According to the Belize Fisheries Department, Managed Access empowers fishers through active participation in committees that oversee and manage fishing areas. Reinstating MACs therefore revives a core co‑management function by channelling local evidence and providing a standing interface between communities, cooperatives and the Department.
Belize’s Fisheries Resources Act (No. 7 of 2020) underpins the current regime. The Act establishes participatory governance via a national Fisheries Council, which the Government has described as responsible for policy development, reviewing management plans and coordinating across departments. Restoring MACs complements this advisory architecture by formalising local input at area level.
For licence‑holders, core operational rules remain unchanged. The Department’s licensing guidance requires commercial captains to submit catch logs and for vessels to display colour codes matching their authorised fishing area. Combined with area‑based licences, these measures are central to Managed Access and will frame how reinstated MACs assess local issues and outreach.
The Fisheries Department also signals the importance of data collection and analysis as routine management tasks. Reliable catch reports connect community management with enforcement and review, making data quality a practical priority for MAC chairs and cooperatives as meetings restart.
Recent reforms show sustained follow‑through. In November 2020 the Government prohibited gillnets through Statutory Instrument 158 of 2020, a measure presented as the culmination of a two‑year, multi‑stakeholder process to phase out the gear and support transitions.
International compliance has also advanced. In September 2025 the Government announced that NOAA granted a comparability finding for all Belizean fisheries, enabling continued exports to the United States beyond 1 January 2026. Community‑led governance under Managed Access supports delivery against such requirements.
During the upcoming engagement phase, cooperatives and associations can prepare nominations for balanced MAC membership and identify local priorities grounded in landing data.

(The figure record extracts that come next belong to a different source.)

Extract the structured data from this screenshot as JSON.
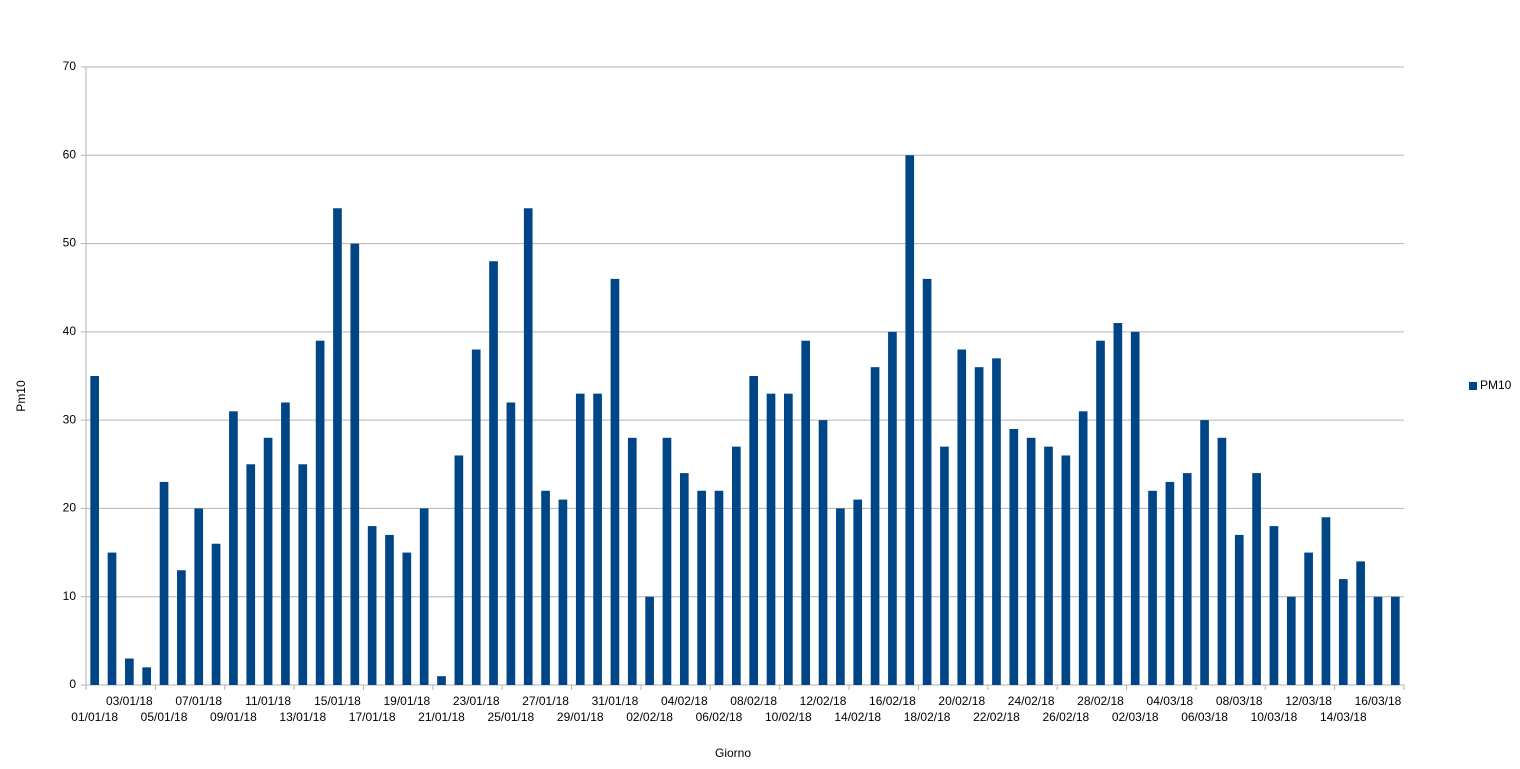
{
  "chart_data": {
    "type": "bar",
    "x_label": "Giorno",
    "y_label": "Pm10",
    "categories": [
      "01/01/18",
      null,
      "03/01/18",
      null,
      "05/01/18",
      null,
      "07/01/18",
      null,
      "09/01/18",
      null,
      "11/01/18",
      null,
      "13/01/18",
      null,
      "15/01/18",
      null,
      "17/01/18",
      null,
      "19/01/18",
      null,
      "21/01/18",
      null,
      "23/01/18",
      null,
      "25/01/18",
      null,
      "27/01/18",
      null,
      "29/01/18",
      null,
      "31/01/18",
      null,
      "02/02/18",
      null,
      "04/02/18",
      null,
      "06/02/18",
      null,
      "08/02/18",
      null,
      "10/02/18",
      null,
      "12/02/18",
      null,
      "14/02/18",
      null,
      "16/02/18",
      null,
      "18/02/18",
      null,
      "20/02/18",
      null,
      "22/02/18",
      null,
      "24/02/18",
      null,
      "26/02/18",
      null,
      "28/02/18",
      null,
      "02/03/18",
      null,
      "04/03/18",
      null,
      "06/03/18",
      null,
      "08/03/18",
      null,
      "10/03/18",
      null,
      "12/03/18",
      null,
      "14/03/18",
      null,
      "16/03/18",
      null
    ],
    "series": [
      {
        "name": "PM10",
        "color": "#004586",
        "values": [
          35,
          15,
          3,
          2,
          23,
          13,
          20,
          16,
          31,
          25,
          28,
          32,
          25,
          39,
          54,
          50,
          18,
          17,
          15,
          20,
          1,
          26,
          38,
          48,
          32,
          54,
          22,
          21,
          33,
          33,
          46,
          28,
          10,
          28,
          24,
          22,
          22,
          27,
          35,
          33,
          33,
          39,
          30,
          20,
          21,
          36,
          40,
          60,
          46,
          27,
          38,
          36,
          37,
          29,
          28,
          27,
          26,
          31,
          39,
          41,
          40,
          22,
          23,
          24,
          30,
          28,
          17,
          24,
          18,
          10,
          15,
          19,
          12,
          14,
          10,
          10
        ]
      }
    ],
    "ylim": [
      0,
      70
    ],
    "yticks": [
      0,
      10,
      20,
      30,
      40,
      50,
      60,
      70
    ],
    "grid": true,
    "legend": "right"
  }
}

Coordinating with the Department on vessel colour‑coding and consistent logbook submissions will help early sessions focus on practical issues that matter to fishers.
Outlook: officials in both countries have framed MAC reinstatement as governance repair rather than a new scheme. Progress in early 2026 will be judged on whether committees are stood up, meetings are regular, and reporting and compliance improve in the areas they cover.